Pygmalion Manipulation Quotes

How we cite our quotes: Citations follow this format: (Act.Line). Every time a character talks counts as one line, even if what they say turns into a long monologue.

Quote #4

MRS. PEARCE [patiently] I think you'd better let me speak to the girl properly in private. I don't know that I can take charge of her or consent to the arrangement at all. Of course I know you don't mean her any harm; but when you get what you call interested in people's accents, you never think or care what may happen to them or you. Come with me, Eliza. (2.152)

On the other hand, Mrs. Pearce suggests that, under certain circumstances, Higgins's manipulation is inadvertent, and that he is even capable of losing control, of manipulating himself.

Quote #5

HIGGINS. [After listening to Doolittle] Pickering: if we listen to this man another minute, we shall have no convictions left. (2.284)

Higgins, himself an expert in language, acknowledges the (sometimes dangerous) power of language and rhetoric.

Quote #6

MRS. HIGGINS. You silly boy, of course she's not presentable.

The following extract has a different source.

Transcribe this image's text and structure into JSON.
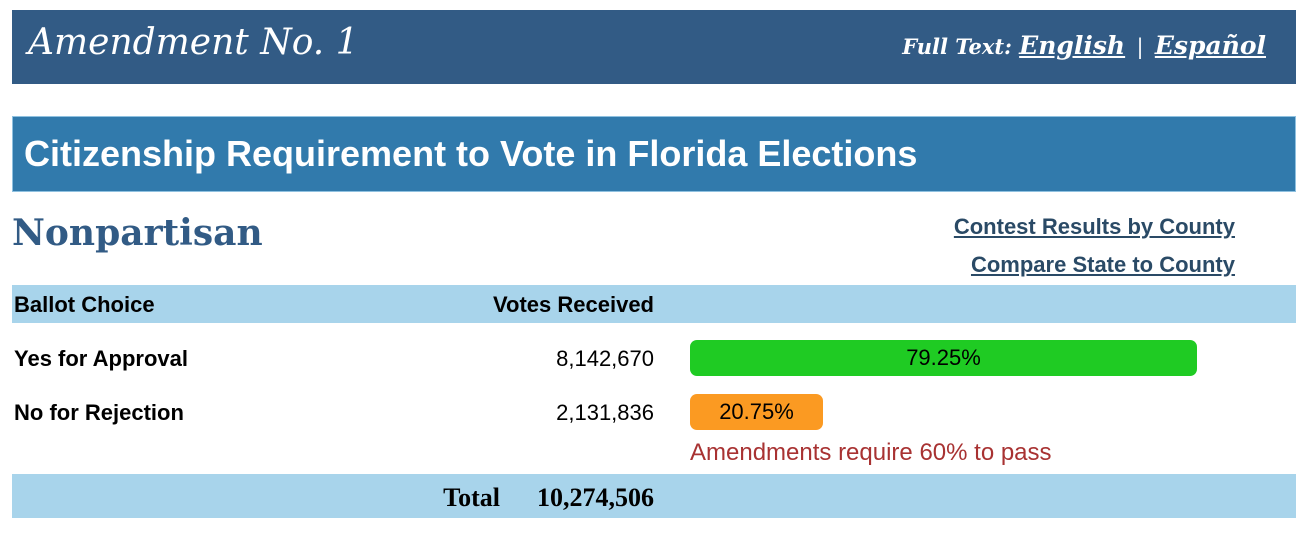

She's a triumph of your art and of her dressmaker's; but if you suppose for a moment that she doesn't give herself away in every sentence she utters, you must be perfectly cracked about her. (3.203)

Mrs. Higgins, like Mrs. Pearce, seems to agree that Higgins can get carried where his "art" is concerned. He seems unable to acknowledge how artificial Eliza's behavior is.